(For Christmas, we’re bringing you web marketing services. The rest of the year also).
Well, the fall has come and gone. Seemed fast, didn’t it? It did to me. But perhaps that’s because working where I do, I’ve been falling down the rabbit hole since early August and time flies when you’re working hard.
On this website we offer practical advice for business owners trying to deal with changes wrought by the Internet. That’s what this article will be about as well – but I want to focus more on the spirit of the Digital Revolution, and the kind of mindset it takes to grapple with it.
I’ve explained my story a couple of times in this column – I graduated from college, turned my attention to creative writing, became discouraged, and took Cloud Wise Academy classes instead, trying to gain some supplemental skill.
The rest is history: I was hired as an intern, and since then I’ve been writing about technology and business in Shasta county (and writing for our web marketing clients across the nation). Since then, I haven’t really written about how I feel about that.
In point of fact: I feel great! I’m writing for a living. But what’s more – I feel as though the blinders have been taken off. I feel as though any goal I want to achieve, or any good I want to do in the world can be accomplished with the skills I’ve acquired and a lot of hard work. Going into 2017, I feel as though I have a clear path in the world and it leads wherever I want it to.
I bring this up not to brag that I’ve achieved enlightenment, but to point out that I’m pretty sure most business owners are propelled by a feeling very much like this.
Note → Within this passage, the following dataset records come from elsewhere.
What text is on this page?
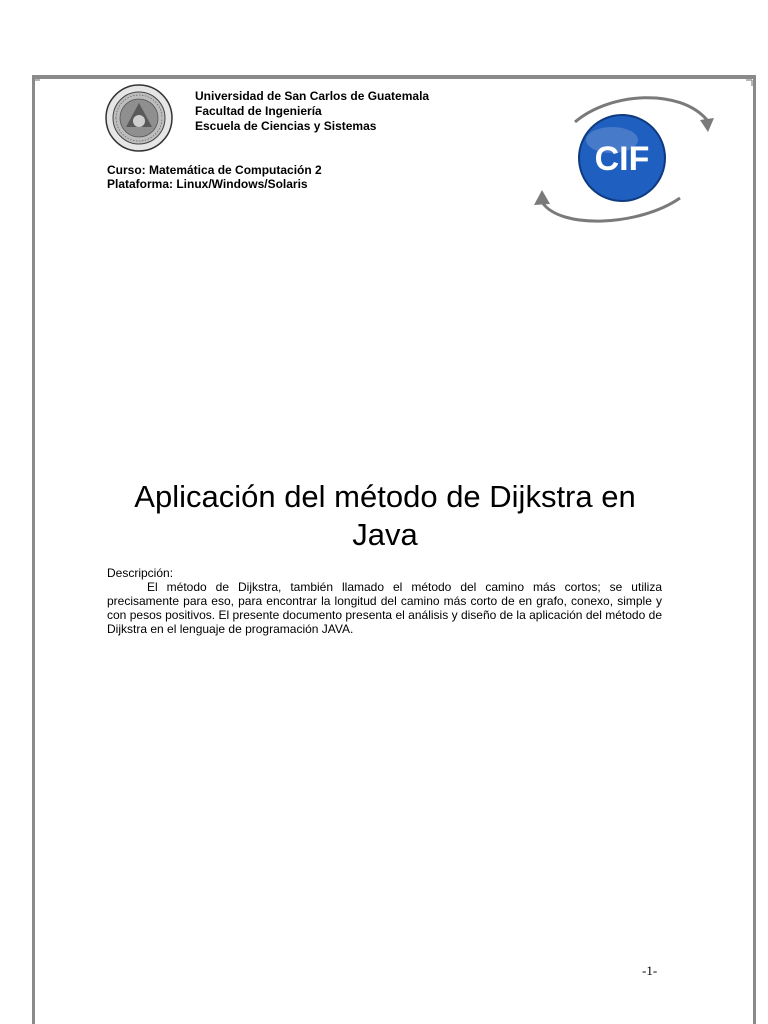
Universidad de San Carlos de Guatemala
Facultad de Ingeniería
Escuela de Ciencias y Sistemas
Curso: Matemática de Computación 2
Plataforma: Linux/Windows/Solaris
CIF
Aplicación del método de Dijkstra en Java
Descripción:
El método de Dijkstra, también llamado el método del camino más cortos; se utiliza precisamente para eso, para encontrar la longitud del camino más corto de en grafo, conexo, simple y con pesos positivos. El presente documento presenta el análisis y diseño de la aplicación del método de Dijkstra en el lenguaje de programación JAVA.
-1-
My bosses – the founders of this company – certainly seem to be given the hours they work and their boundless enthusiasm.
The Digital Revolution signifies an age of fast change. Things are upside, mixed up, and topsy turvy. Those who are on the bottom today may be on the top tomorrow and vice versa. The rules are constantly being rewritten. Heck, Google changes its algorithms twice a day! Given that, a learn-as-you-go, high energy, just-try-it approach to business is practically requisite to survive our metamorphosing economy.
There’s a reason Joe Mckenna – founder of Cloud Wise Academy and the Being Found Help Center – hired interns without a lot of experience and trained them, rather than relying on people who already had a lot of knowledge. He wanted employees who wouldn’t have to forget everything they thought they knew before they could become helpful.
Our motto here at the Digital Revolution Radio Show, and in the Cloud Potential family of companies generally, is “fail as fast as you can.” Failure is how you learn, and yet people try as hard as they can to avoid it. Many hold themselves back from launching themselves into the business world because they fear the one thing that they absolutely need to do. Fail.
Given that – I wish you all optimism in the coming year. I wish you thick skin. I wish you many edifying failures. I wish for you all to hold onto that feeling that was first in your heart when you thought to start your business.
And blessed be those who never stop learning. Blessed be the innovators, especially in Shasta County. Good luck to our small business people and non-profits, who are all trying to improve this county we love.
From all of us here at the Digital Revolution Radio show, Merry Christmas. And a fast-paced New Year.